We are presenting a new micropaleo website devoted to Arctic foraminifera. The page contains circa 50 Scanning Electron Microscope (SEM) images for 18 common Arctic foram species. We’ll keep uploading new images and plan to expand on distribution charts and data tables. Comments and suggestions are greatly appreciated.
What are Foraminifera?
Foraminifera (foraminifers or, informally, just forams) are single-celled amoeboid protists. Modern taxonomies rank the group as a phylum or subphylum. The principal characteristics of the taxon are (1) threadlike anastomosing pseudopodia bearing granules that reveal constant bidirectional streaming of the cytoplasm (granuloreticulopodia); (2) the life history characterized by an alteration of sexual and asexual generations with meiosis associated with the asexual reproduction—a feature unique in heterotrophic eukaryotes; and (3) the presence of a test (shell). The test can be composed of biogenic calcium carbonate (calcareous), cemented foreign particles such as quartz grains (agglutinated) or an organic theca composed of polysaccharides. Some foraminifera have lost the test; the existence of a naked foraminiferal progenitor has not yet been identified. The phylogenetic affinity of Foraminifera is under debate; based on molecular evidence, they do not seem to have close relatives except possibly for some unstudied naked and testate rhizopods. Forams are abundant all over the ocean. They either live on the sea bottom (benthic) or float in the upper water column (planktonic). Of the estimated 4000 species living today, 40 are planktonic. A few benthic species have been recorded from terrestrial environments including ground water.
The size of the foraminiferal test typically ranges from 0.05 to 0.5 millimeters although some forams may be as large as several centimeters with a recorded maximum of 18 centimeters in diameter. Foraminifera remain single-celled despite the large sizes they reach. Among the protozoa, even the smaller forams stand husky and hence they face the problem of sustaining the surface/volume ratio. And this is where the reticulopodia, a highly efficient and multifunctional organelle, come into play. They not only provide surface for respiration, but also perform feeding, locomotion, test building, metabolite release, adhering, etc. These cytoplasmic threads, the thinnest of which are less than one micrometer across, may reach a distance of up to 25 times their test diameter. The agile network of foraminiferal pseudopodia covers most of the ocean bed. Nobody has calculated yet the total surface of foraminiferal cell membrane, but it is likely to be comparable to that of the bacteria in the ocean.

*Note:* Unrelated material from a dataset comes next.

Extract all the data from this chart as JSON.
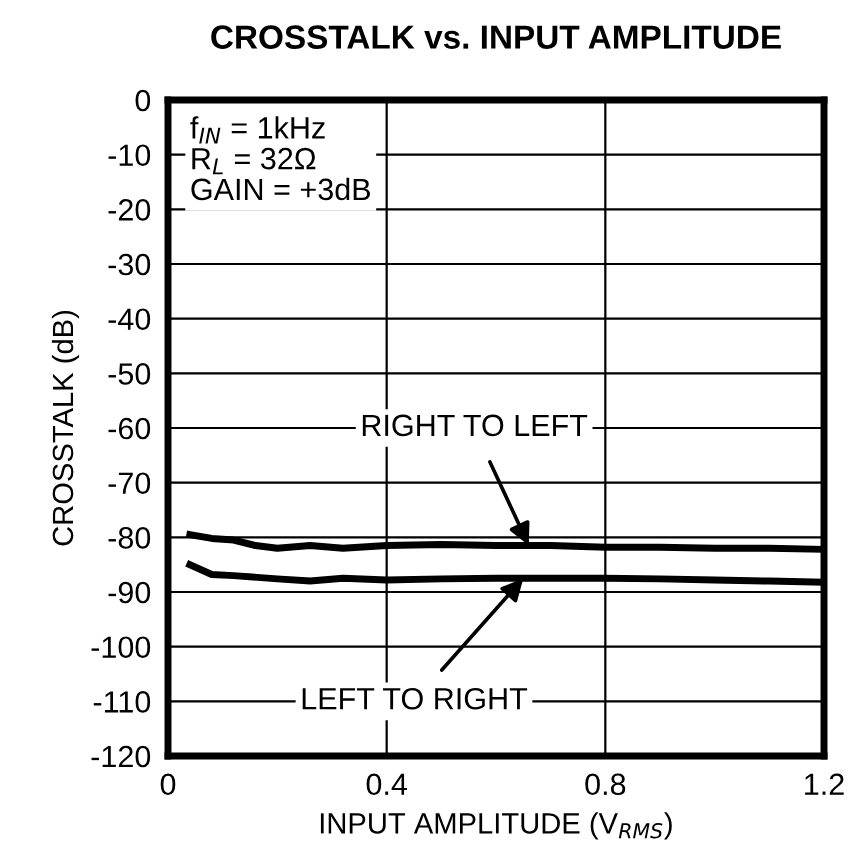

Foods of the foraminifera are variable: dissolved free amino acids, bacteria, unicellular algae and even metazoans, such as copepods. In tropical euphotic waters, where trophic resources are highly competitive and sunlight is plentiful, several families of benthic and planktonic foraminifera harbor unicellular algae. The latter provide the foraminiferal hosts with carbohydrates. Unlike the famous symbiont-bearers—the scleractinians and giant clams, which acquire only dinoflagellates—foraminifera host a variety of photoautotrophs—dinoflagellates, diatoms, green algae, red algae and eventually chrysophytes and prymnesiophytes. Owing to the diversity of endosymbionts—or, more precisely, their photopigments—the symbiont-bearing foraminifera are successful to utilize a wider range of the light spectrum and water depths.

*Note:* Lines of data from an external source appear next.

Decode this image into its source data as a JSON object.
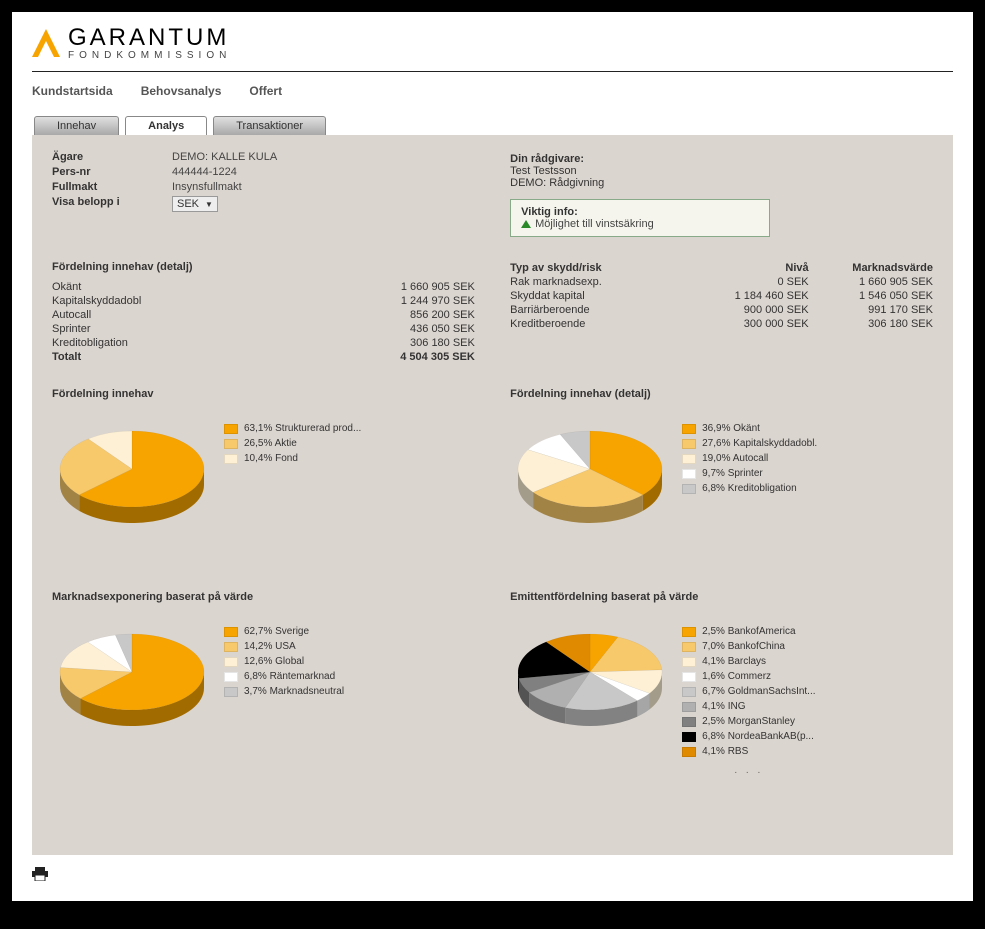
{
  "logo": {
    "name": "GARANTUM",
    "sub": "FONDKOMMISSION",
    "mark_color": "#f7a400"
  },
  "top_nav": [
    "Kundstartsida",
    "Behovsanalys",
    "Offert"
  ],
  "tabs": [
    {
      "label": "Innehav",
      "active": false
    },
    {
      "label": "Analys",
      "active": true
    },
    {
      "label": "Transaktioner",
      "active": false
    }
  ],
  "owner": {
    "labels": {
      "agare": "Ägare",
      "persnr": "Pers-nr",
      "fullmakt": "Fullmakt",
      "visa": "Visa belopp i"
    },
    "agare": "DEMO: KALLE KULA",
    "persnr": "444444-1224",
    "fullmakt": "Insynsfullmakt",
    "currency": "SEK"
  },
  "advisor": {
    "title": "Din rådgivare:",
    "name": "Test Testsson",
    "role": "DEMO: Rådgivning"
  },
  "viktig": {
    "title": "Viktig info:",
    "text": "Möjlighet till vinstsäkring"
  },
  "fordelning_detalj": {
    "title": "Fördelning innehav (detalj)",
    "rows": [
      {
        "name": "Okänt",
        "value": "1 660 905 SEK"
      },
      {
        "name": "Kapitalskyddadobl",
        "value": "1 244 970 SEK"
      },
      {
        "name": "Autocall",
        "value": "856 200 SEK"
      },
      {
        "name": "Sprinter",
        "value": "436 050 SEK"
      },
      {
        "name": "Kreditobligation",
        "value": "306 180 SEK"
      }
    ],
    "total_label": "Totalt",
    "total_value": "4 504 305 SEK"
  },
  "skydd": {
    "headers": {
      "c1": "Typ av skydd/risk",
      "c2": "Nivå",
      "c3": "Marknadsvärde"
    },
    "rows": [
      {
        "c1": "Rak marknadsexp.",
        "c2": "0 SEK",
        "c3": "1 660 905 SEK"
      },
      {
        "c1": "Skyddat kapital",
        "c2": "1 184 460 SEK",
        "c3": "1 546 050 SEK"
      },
      {
        "c1": "Barriärberoende",
        "c2": "900 000 SEK",
        "c3": "991 170 SEK"
      },
      {
        "c1": "Kreditberoende",
        "c2": "300 000 SEK",
        "c3": "306 180 SEK"
      }
    ]
  },
  "pie1": {
    "title": "Fördelning innehav",
    "slices": [
      {
        "label": "63,1% Strukturerad prod...",
        "value": 63.1,
        "color": "#f7a400"
      },
      {
        "label": "26,5% Aktie",
        "value": 26.5,
        "color": "#f8c96b"
      },
      {
        "label": "10,4% Fond",
        "value": 10.4,
        "color": "#fdf0d5"
      }
    ]
  },
  "pie2": {
    "title": "Fördelning innehav (detalj)",
    "slices": [
      {
        "label": "36,9% Okänt",
        "value": 36.9,
        "color": "#f7a400"
      },
      {
        "label": "27,6% Kapitalskyddadobl.",
        "value": 27.6,
        "color": "#f8c96b"
      },
      {
        "label": "19,0% Autocall",
        "value": 19.0,
        "color": "#fdf0d5"
      },
      {
        "label": "9,7% Sprinter",
        "value": 9.7,
        "color": "#ffffff"
      },
      {
        "label": "6,8% Kreditobligation",
        "value": 6.8,
        "color": "#c8c8c8"
      }
    ]
  },
  "pie3": {
    "title": "Marknadsexponering baserat på värde",
    "slices": [
      {
        "label": "62,7% Sverige",
        "value": 62.7,
        "color": "#f7a400"
      },
      {
        "label": "14,2% USA",
        "value": 14.2,
        "color": "#f8c96b"
      },
      {
        "label": "12,6% Global",
        "value": 12.6,
        "color": "#fdf0d5"
      },
      {
        "label": "6,8% Räntemarknad",
        "value": 6.8,
        "color": "#ffffff"
      },
      {
        "label": "3,7% Marknadsneutral",
        "value": 3.7,
        "color": "#c8c8c8"
      }
    ]
  },
  "pie4": {
    "title": "Emittentfördelning baserat på värde",
    "slices": [
      {
        "label": "2,5% BankofAmerica",
        "value": 2.5,
        "color": "#f7a400"
      },
      {
        "label": "7,0% BankofChina",
        "value": 7.0,
        "color": "#f8c96b"
      },
      {
        "label": "4,1% Barclays",
        "value": 4.1,
        "color": "#fdf0d5"
      },
      {
        "label": "1,6% Commerz",
        "value": 1.6,
        "color": "#ffffff"
      },
      {
        "label": "6,7% GoldmanSachsInt...",
        "value": 6.7,
        "color": "#c8c8c8"
      },
      {
        "label": "4,1% ING",
        "value": 4.1,
        "color": "#b0b0b0"
      },
      {
        "label": "2,5% MorganStanley",
        "value": 2.5,
        "color": "#808080"
      },
      {
        "label": "6,8% NordeaBankAB(p...",
        "value": 6.8,
        "color": "#000000"
      },
      {
        "label": "4,1% RBS",
        "value": 4.1,
        "color": "#e08a00"
      }
    ],
    "more_dots": ". . ."
  }
}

Foraminifera are game for many small marine invertebrates and fish; however, there seem to be rather few groups specialized on forams, the best known of which are the scaphopod mollusks. Many scientists propose, that the foraminifera are a key group in the marine food chain: they feed on small prey mostly inaccessible for the macrofauna and are prey for the latter. Predation by macrofauna is not the only way the ecosystem utilizes foraminiferal production. The cytoplasm of survived adults is ultimately released as the offspring and thus become available to suspension-feeders or is simply included in the pool of organic detritus.

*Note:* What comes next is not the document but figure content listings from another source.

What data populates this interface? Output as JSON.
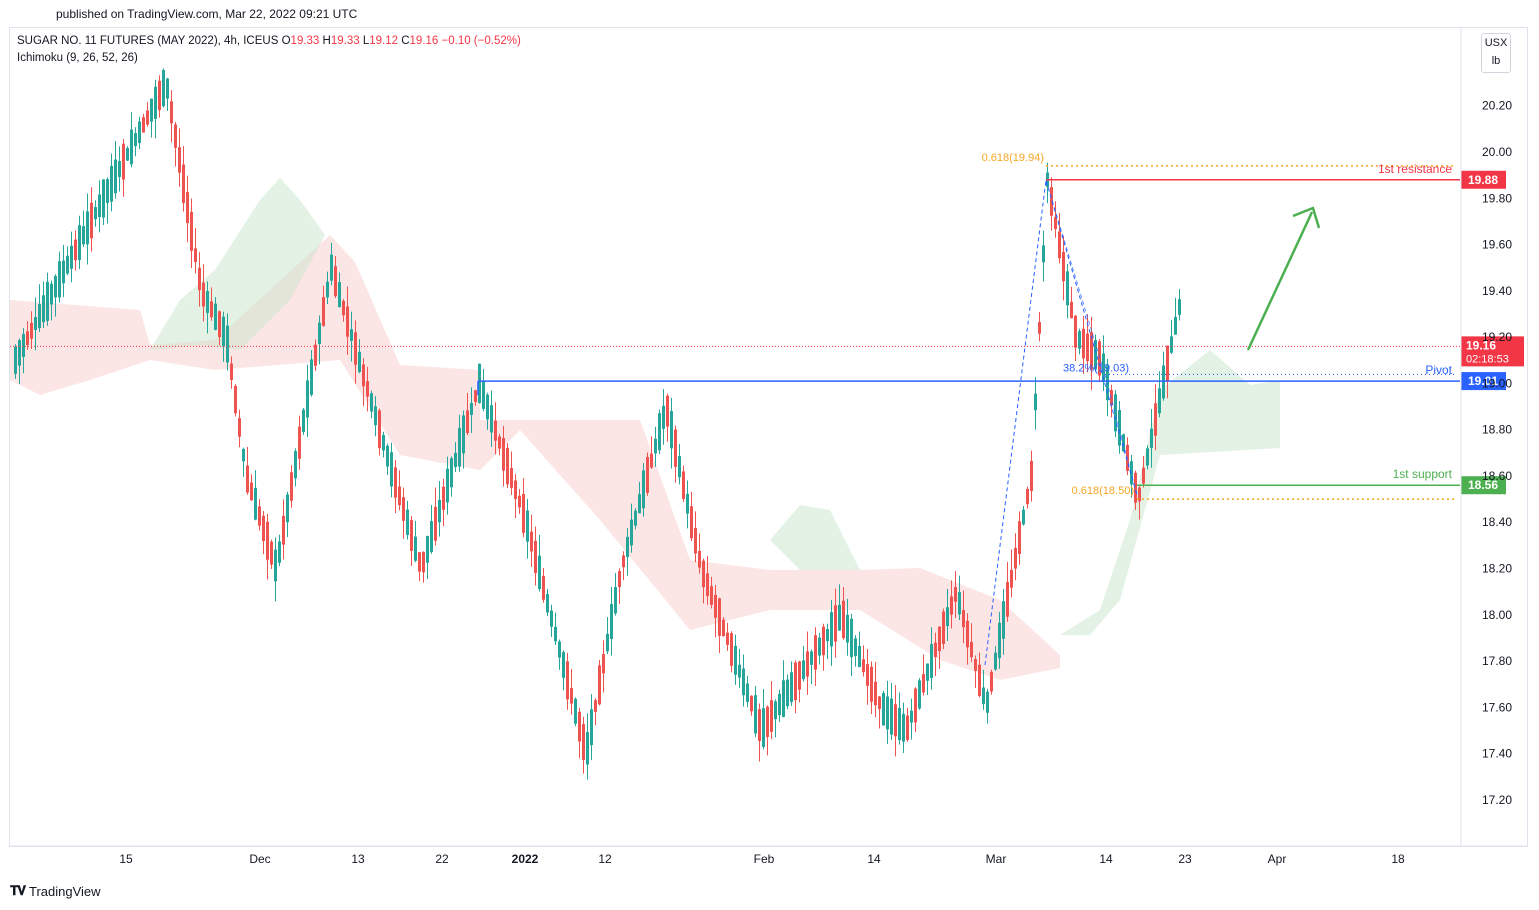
{
  "header": {
    "published": "published on TradingView.com, Mar 22, 2022 09:21 UTC"
  },
  "legend": {
    "symbol": "SUGAR NO. 11 FUTURES (MAY 2022), 4h, ICEUS",
    "open_label": "O",
    "open": "19.33",
    "high_label": "H",
    "high": "19.33",
    "low_label": "L",
    "low": "19.12",
    "close_label": "C",
    "close": "19.16",
    "change": "−0.10 (−0.52%)",
    "indicator": "Ichimoku (9, 26, 52, 26)"
  },
  "unit_buttons": {
    "currency": "USX",
    "unit": "lb"
  },
  "footer": {
    "brand": "TradingView",
    "logo": "tv-logo"
  },
  "colors": {
    "up": "#26a69a",
    "down": "#ef5350",
    "pivot": "#2962ff",
    "resistance": "#f23645",
    "support": "#4caf50",
    "fib": "#f5a623"
  },
  "chart_data": {
    "type": "candlestick",
    "interval": "4h",
    "y_ticks": [
      "20.20",
      "20.00",
      "19.80",
      "19.60",
      "19.40",
      "19.20",
      "19.00",
      "18.80",
      "18.60",
      "18.40",
      "18.20",
      "18.00",
      "17.80",
      "17.60",
      "17.40",
      "17.20"
    ],
    "x_ticks": [
      {
        "label": "15",
        "bold": false
      },
      {
        "label": "Dec",
        "bold": false
      },
      {
        "label": "13",
        "bold": false
      },
      {
        "label": "22",
        "bold": false
      },
      {
        "label": "2022",
        "bold": true
      },
      {
        "label": "12",
        "bold": false
      },
      {
        "label": "Feb",
        "bold": false
      },
      {
        "label": "14",
        "bold": false
      },
      {
        "label": "Mar",
        "bold": false
      },
      {
        "label": "14",
        "bold": false
      },
      {
        "label": "23",
        "bold": false
      },
      {
        "label": "Apr",
        "bold": false
      },
      {
        "label": "18",
        "bold": false
      }
    ],
    "ylim": [
      17.0,
      20.3
    ],
    "last_price": {
      "value": "19.16",
      "countdown": "02:18:53"
    },
    "levels": [
      {
        "name": "1st resistance",
        "value": 19.88,
        "label": "19.88"
      },
      {
        "name": "Pivot",
        "value": 19.01,
        "label": "19.01"
      },
      {
        "name": "1st support",
        "value": 18.56,
        "label": "18.56"
      }
    ],
    "fib_levels": [
      {
        "label": "0.618(19.94)",
        "value": 19.94
      },
      {
        "label": "0.618(18.50)",
        "value": 18.5
      },
      {
        "label": "38.2%(19.03)",
        "value": 19.03
      }
    ],
    "swing_points": [
      {
        "date": "Nov 15",
        "value": 19.1
      },
      {
        "date": "Nov 18",
        "value": 20.3
      },
      {
        "date": "Nov 26",
        "value": 19.4
      },
      {
        "date": "Nov 30",
        "value": 19.2
      },
      {
        "date": "Dec 3",
        "value": 18.6
      },
      {
        "date": "Dec 6",
        "value": 18.2
      },
      {
        "date": "Dec 14",
        "value": 19.5
      },
      {
        "date": "Dec 20",
        "value": 18.7
      },
      {
        "date": "Dec 22",
        "value": 18.2
      },
      {
        "date": "Dec 28",
        "value": 19.0
      },
      {
        "date": "Jan 3",
        "value": 18.4
      },
      {
        "date": "Jan 10",
        "value": 17.4
      },
      {
        "date": "Jan 13",
        "value": 18.2
      },
      {
        "date": "Jan 18",
        "value": 18.9
      },
      {
        "date": "Jan 25",
        "value": 18.2
      },
      {
        "date": "Feb 1",
        "value": 17.5
      },
      {
        "date": "Feb 9",
        "value": 18.0
      },
      {
        "date": "Feb 14",
        "value": 17.6
      },
      {
        "date": "Feb 21",
        "value": 17.5
      },
      {
        "date": "Feb 24",
        "value": 18.1
      },
      {
        "date": "Feb 28",
        "value": 17.6
      },
      {
        "date": "Mar 3",
        "value": 18.6
      },
      {
        "date": "Mar 7",
        "value": 19.88
      },
      {
        "date": "Mar 11",
        "value": 19.2
      },
      {
        "date": "Mar 14",
        "value": 19.1
      },
      {
        "date": "Mar 17",
        "value": 18.5
      },
      {
        "date": "Mar 21",
        "value": 19.33
      },
      {
        "date": "Mar 22",
        "value": 19.16
      }
    ]
  }
}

Forams have been found in rocks of marine origin since at least the Cambrian (~550 million years ago). Since then, forams have radiated and evolved to make up approximately 40,000 species in the rock record. Planktonic forams appeared ~200 million years ago. These sea-surface dwellers evolved faster than most of their benthic counterparts making them more suitable as biostratigraphic markers. Both planktonic and benthic species are sensitive to changes in food availability as well as physical environmental parameters, such as salinity and temperature. Because of this sensitivity, forams are useful indicators of environmental change, both on local and global scales.